Try to explain to people from out of the area about the scope of Clarion’s Autumn Leaf Festival, and you’ll have many folks scratching their heads in bewilderment. After all, how many festivals prompt schools, government offices and even some businesses to shut down for a full day?
After not being able to enjoy the full breadth of ALF last year, it’s back and having a good week so far. But the biggest events are yet to come.
On Friday, Oct. 8, the ALF Farmers & Crafters Day returns to downtown Clarion, with Main Street packed with booths and crowds all the way from Second Avenue to Eighth Avenue. Entertainment in the evening will include the classic rock band “Legends” from 7:30 to 10 p.m. in downtown Clarion.
On Saturday, the morning will feature the Walk to End Alzheimer’s starting at 8 a.m. on the courthouse lawn. The big event for the day is the Tournament of Leaves Parade, which steps off at noon and winds its way through town to Clarion University’s Memorial Stadium.
Celebrating Homecoming, the Clarion University Golden Eagles will take on IUP at 2 p.m. Later in the day, oldies band “American Pie” will perform in front of the courthouse starting at 5:30 p.m.

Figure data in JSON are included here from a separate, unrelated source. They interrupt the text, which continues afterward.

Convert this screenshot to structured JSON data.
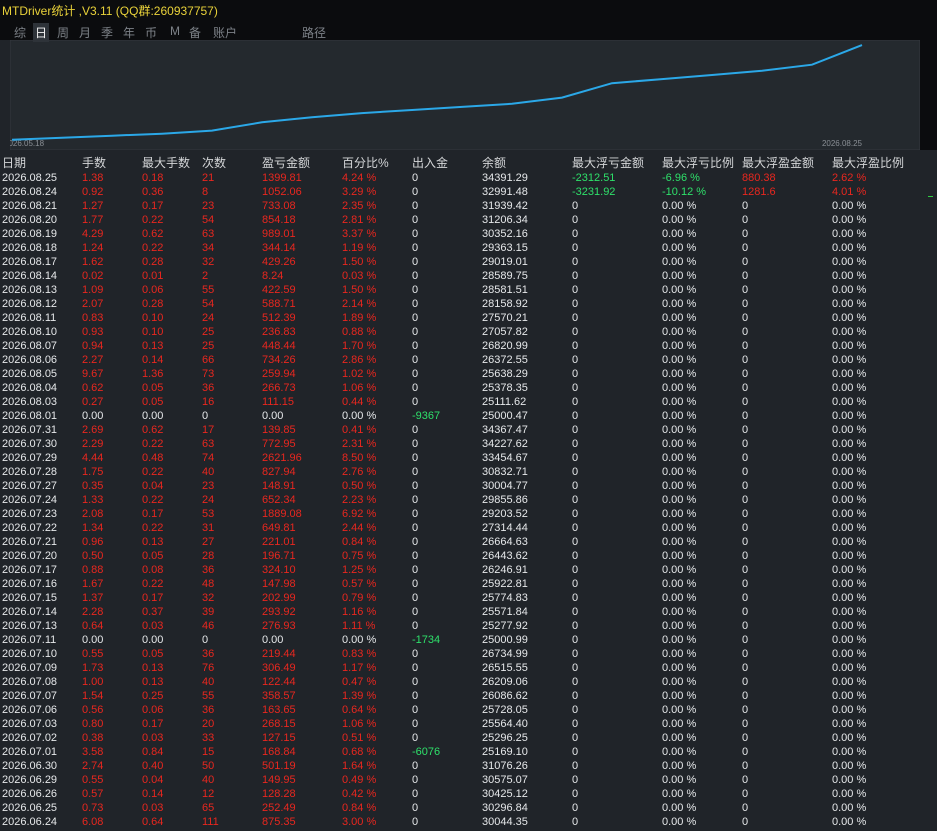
{
  "header": {
    "title": "MTDriver统计 ,V3.11 (QQ群:260937757)",
    "tabs": [
      "综",
      "日",
      "周",
      "月",
      "季",
      "年",
      "币",
      "M",
      "备",
      "账户",
      "路径"
    ],
    "active_tab": 1
  },
  "chart": {
    "type": "line",
    "color": "#2ba8e8",
    "ylim": [
      0,
      100
    ],
    "values": [
      5,
      7,
      9,
      11,
      14,
      22,
      27,
      31,
      34,
      37,
      40,
      46,
      60,
      64,
      68,
      72,
      78,
      97
    ],
    "start_label": "2026.05.18",
    "end_label": "2026.08.25"
  },
  "table": {
    "columns": [
      "日期",
      "手数",
      "最大手数",
      "次数",
      "盈亏金额",
      "百分比%",
      "出入金",
      "余额",
      "最大浮亏金额",
      "最大浮亏比例",
      "最大浮盈金额",
      "最大浮盈比例"
    ],
    "rows": [
      [
        "2026.08.25",
        "1.38",
        "0.18",
        "21",
        "1399.81",
        "4.24 %",
        "0",
        "34391.29",
        "-2312.51",
        "-6.96 %",
        "880.38",
        "2.62 %"
      ],
      [
        "2026.08.24",
        "0.92",
        "0.36",
        "8",
        "1052.06",
        "3.29 %",
        "0",
        "32991.48",
        "-3231.92",
        "-10.12 %",
        "1281.6",
        "4.01 %"
      ],
      [
        "2026.08.21",
        "1.27",
        "0.17",
        "23",
        "733.08",
        "2.35 %",
        "0",
        "31939.42",
        "0",
        "0.00 %",
        "0",
        "0.00 %"
      ],
      [
        "2026.08.20",
        "1.77",
        "0.22",
        "54",
        "854.18",
        "2.81 %",
        "0",
        "31206.34",
        "0",
        "0.00 %",
        "0",
        "0.00 %"
      ],
      [
        "2026.08.19",
        "4.29",
        "0.62",
        "63",
        "989.01",
        "3.37 %",
        "0",
        "30352.16",
        "0",
        "0.00 %",
        "0",
        "0.00 %"
      ],
      [
        "2026.08.18",
        "1.24",
        "0.22",
        "34",
        "344.14",
        "1.19 %",
        "0",
        "29363.15",
        "0",
        "0.00 %",
        "0",
        "0.00 %"
      ],
      [
        "2026.08.17",
        "1.62",
        "0.28",
        "32",
        "429.26",
        "1.50 %",
        "0",
        "29019.01",
        "0",
        "0.00 %",
        "0",
        "0.00 %"
      ],
      [
        "2026.08.14",
        "0.02",
        "0.01",
        "2",
        "8.24",
        "0.03 %",
        "0",
        "28589.75",
        "0",
        "0.00 %",
        "0",
        "0.00 %"
      ],
      [
        "2026.08.13",
        "1.09",
        "0.06",
        "55",
        "422.59",
        "1.50 %",
        "0",
        "28581.51",
        "0",
        "0.00 %",
        "0",
        "0.00 %"
      ],
      [
        "2026.08.12",
        "2.07",
        "0.28",
        "54",
        "588.71",
        "2.14 %",
        "0",
        "28158.92",
        "0",
        "0.00 %",
        "0",
        "0.00 %"
      ],
      [
        "2026.08.11",
        "0.83",
        "0.10",
        "24",
        "512.39",
        "1.89 %",
        "0",
        "27570.21",
        "0",
        "0.00 %",
        "0",
        "0.00 %"
      ],
      [
        "2026.08.10",
        "0.93",
        "0.10",
        "25",
        "236.83",
        "0.88 %",
        "0",
        "27057.82",
        "0",
        "0.00 %",
        "0",
        "0.00 %"
      ],
      [
        "2026.08.07",
        "0.94",
        "0.13",
        "25",
        "448.44",
        "1.70 %",
        "0",
        "26820.99",
        "0",
        "0.00 %",
        "0",
        "0.00 %"
      ],
      [
        "2026.08.06",
        "2.27",
        "0.14",
        "66",
        "734.26",
        "2.86 %",
        "0",
        "26372.55",
        "0",
        "0.00 %",
        "0",
        "0.00 %"
      ],
      [
        "2026.08.05",
        "9.67",
        "1.36",
        "73",
        "259.94",
        "1.02 %",
        "0",
        "25638.29",
        "0",
        "0.00 %",
        "0",
        "0.00 %"
      ],
      [
        "2026.08.04",
        "0.62",
        "0.05",
        "36",
        "266.73",
        "1.06 %",
        "0",
        "25378.35",
        "0",
        "0.00 %",
        "0",
        "0.00 %"
      ],
      [
        "2026.08.03",
        "0.27",
        "0.05",
        "16",
        "111.15",
        "0.44 %",
        "0",
        "25111.62",
        "0",
        "0.00 %",
        "0",
        "0.00 %"
      ],
      [
        "2026.08.01",
        "0.00",
        "0.00",
        "0",
        "0.00",
        "0.00 %",
        "-9367",
        "25000.47",
        "0",
        "0.00 %",
        "0",
        "0.00 %"
      ],
      [
        "2026.07.31",
        "2.69",
        "0.62",
        "17",
        "139.85",
        "0.41 %",
        "0",
        "34367.47",
        "0",
        "0.00 %",
        "0",
        "0.00 %"
      ],
      [
        "2026.07.30",
        "2.29",
        "0.22",
        "63",
        "772.95",
        "2.31 %",
        "0",
        "34227.62",
        "0",
        "0.00 %",
        "0",
        "0.00 %"
      ],
      [
        "2026.07.29",
        "4.44",
        "0.48",
        "74",
        "2621.96",
        "8.50 %",
        "0",
        "33454.67",
        "0",
        "0.00 %",
        "0",
        "0.00 %"
      ],
      [
        "2026.07.28",
        "1.75",
        "0.22",
        "40",
        "827.94",
        "2.76 %",
        "0",
        "30832.71",
        "0",
        "0.00 %",
        "0",
        "0.00 %"
      ],
      [
        "2026.07.27",
        "0.35",
        "0.04",
        "23",
        "148.91",
        "0.50 %",
        "0",
        "30004.77",
        "0",
        "0.00 %",
        "0",
        "0.00 %"
      ],
      [
        "2026.07.24",
        "1.33",
        "0.22",
        "24",
        "652.34",
        "2.23 %",
        "0",
        "29855.86",
        "0",
        "0.00 %",
        "0",
        "0.00 %"
      ],
      [
        "2026.07.23",
        "2.08",
        "0.17",
        "53",
        "1889.08",
        "6.92 %",
        "0",
        "29203.52",
        "0",
        "0.00 %",
        "0",
        "0.00 %"
      ],
      [
        "2026.07.22",
        "1.34",
        "0.22",
        "31",
        "649.81",
        "2.44 %",
        "0",
        "27314.44",
        "0",
        "0.00 %",
        "0",
        "0.00 %"
      ],
      [
        "2026.07.21",
        "0.96",
        "0.13",
        "27",
        "221.01",
        "0.84 %",
        "0",
        "26664.63",
        "0",
        "0.00 %",
        "0",
        "0.00 %"
      ],
      [
        "2026.07.20",
        "0.50",
        "0.05",
        "28",
        "196.71",
        "0.75 %",
        "0",
        "26443.62",
        "0",
        "0.00 %",
        "0",
        "0.00 %"
      ],
      [
        "2026.07.17",
        "0.88",
        "0.08",
        "36",
        "324.10",
        "1.25 %",
        "0",
        "26246.91",
        "0",
        "0.00 %",
        "0",
        "0.00 %"
      ],
      [
        "2026.07.16",
        "1.67",
        "0.22",
        "48",
        "147.98",
        "0.57 %",
        "0",
        "25922.81",
        "0",
        "0.00 %",
        "0",
        "0.00 %"
      ],
      [
        "2026.07.15",
        "1.37",
        "0.17",
        "32",
        "202.99",
        "0.79 %",
        "0",
        "25774.83",
        "0",
        "0.00 %",
        "0",
        "0.00 %"
      ],
      [
        "2026.07.14",
        "2.28",
        "0.37",
        "39",
        "293.92",
        "1.16 %",
        "0",
        "25571.84",
        "0",
        "0.00 %",
        "0",
        "0.00 %"
      ],
      [
        "2026.07.13",
        "0.64",
        "0.03",
        "46",
        "276.93",
        "1.11 %",
        "0",
        "25277.92",
        "0",
        "0.00 %",
        "0",
        "0.00 %"
      ],
      [
        "2026.07.11",
        "0.00",
        "0.00",
        "0",
        "0.00",
        "0.00 %",
        "-1734",
        "25000.99",
        "0",
        "0.00 %",
        "0",
        "0.00 %"
      ],
      [
        "2026.07.10",
        "0.55",
        "0.05",
        "36",
        "219.44",
        "0.83 %",
        "0",
        "26734.99",
        "0",
        "0.00 %",
        "0",
        "0.00 %"
      ],
      [
        "2026.07.09",
        "1.73",
        "0.13",
        "76",
        "306.49",
        "1.17 %",
        "0",
        "26515.55",
        "0",
        "0.00 %",
        "0",
        "0.00 %"
      ],
      [
        "2026.07.08",
        "1.00",
        "0.13",
        "40",
        "122.44",
        "0.47 %",
        "0",
        "26209.06",
        "0",
        "0.00 %",
        "0",
        "0.00 %"
      ],
      [
        "2026.07.07",
        "1.54",
        "0.25",
        "55",
        "358.57",
        "1.39 %",
        "0",
        "26086.62",
        "0",
        "0.00 %",
        "0",
        "0.00 %"
      ],
      [
        "2026.07.06",
        "0.56",
        "0.06",
        "36",
        "163.65",
        "0.64 %",
        "0",
        "25728.05",
        "0",
        "0.00 %",
        "0",
        "0.00 %"
      ],
      [
        "2026.07.03",
        "0.80",
        "0.17",
        "20",
        "268.15",
        "1.06 %",
        "0",
        "25564.40",
        "0",
        "0.00 %",
        "0",
        "0.00 %"
      ],
      [
        "2026.07.02",
        "0.38",
        "0.03",
        "33",
        "127.15",
        "0.51 %",
        "0",
        "25296.25",
        "0",
        "0.00 %",
        "0",
        "0.00 %"
      ],
      [
        "2026.07.01",
        "3.58",
        "0.84",
        "15",
        "168.84",
        "0.68 %",
        "-6076",
        "25169.10",
        "0",
        "0.00 %",
        "0",
        "0.00 %"
      ],
      [
        "2026.06.30",
        "2.74",
        "0.40",
        "50",
        "501.19",
        "1.64 %",
        "0",
        "31076.26",
        "0",
        "0.00 %",
        "0",
        "0.00 %"
      ],
      [
        "2026.06.29",
        "0.55",
        "0.04",
        "40",
        "149.95",
        "0.49 %",
        "0",
        "30575.07",
        "0",
        "0.00 %",
        "0",
        "0.00 %"
      ],
      [
        "2026.06.26",
        "0.57",
        "0.14",
        "12",
        "128.28",
        "0.42 %",
        "0",
        "30425.12",
        "0",
        "0.00 %",
        "0",
        "0.00 %"
      ],
      [
        "2026.06.25",
        "0.73",
        "0.03",
        "65",
        "252.49",
        "0.84 %",
        "0",
        "30296.84",
        "0",
        "0.00 %",
        "0",
        "0.00 %"
      ],
      [
        "2026.06.24",
        "6.08",
        "0.64",
        "111",
        "875.35",
        "3.00 %",
        "0",
        "30044.35",
        "0",
        "0.00 %",
        "0",
        "0.00 %"
      ]
    ]
  }
}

Autumn Leaf Festival wraps up on Sunday, Oct. 10, with the Antique Tractor Show along Main Street from noon to 5 p.m., with live music by the Route 8 Band.
* * *
While you are up at ALF this week, check out the Clarion Model Railroad Club’s train displays in the basement of the Clarion Masonic Lodge along Main Street.
The display is open to the public, with free admission, on Wednesday and Thursday from 6 to 8 p.m., Friday and Saturday from 10 a.m. to 4 p.m. and Sunday from noon to 4 p.m. Enter through the rear entrance.
* * *
Halloween is coming up fast, and The Leader-Vindicator has you covered with our Halloween Happenings event list, which can be found weekly in the newspaper.
To have your community’s Trick-or-Treat and other public Halloween events listed free of charge, just email the information to us at firstname.lastname@example.org.
* * *
Although most of Clarion County celebrates this Friday with a day off for the Autumn Leaf Festival, don’t forget that Monday is the federal holiday for Columbus Day and Indigenous People’s Day.
Post offices, banks and some businesses will be closed on Monday in observance.
Also, the Pennsylvania Department of Transportation (PennDOT) has announced that all driver license and photo centers will be closed Saturday, Oct. 9, through Monday, Oct. 11, in observance of Columbus Day.
* * *
Each week, The Leader-Vindicator recognizes one of our many subscribers as the Subscriber of the Week, and we publish their name on Page A-2 of the newspaper.
From those weekly winners, we also select one loyal reader as our Subscriber of the Month, who wins one free month of The L-V added to their subscription.
For September, the Subscriber of the Month is Robert Young of Fairmount City. Congratulations!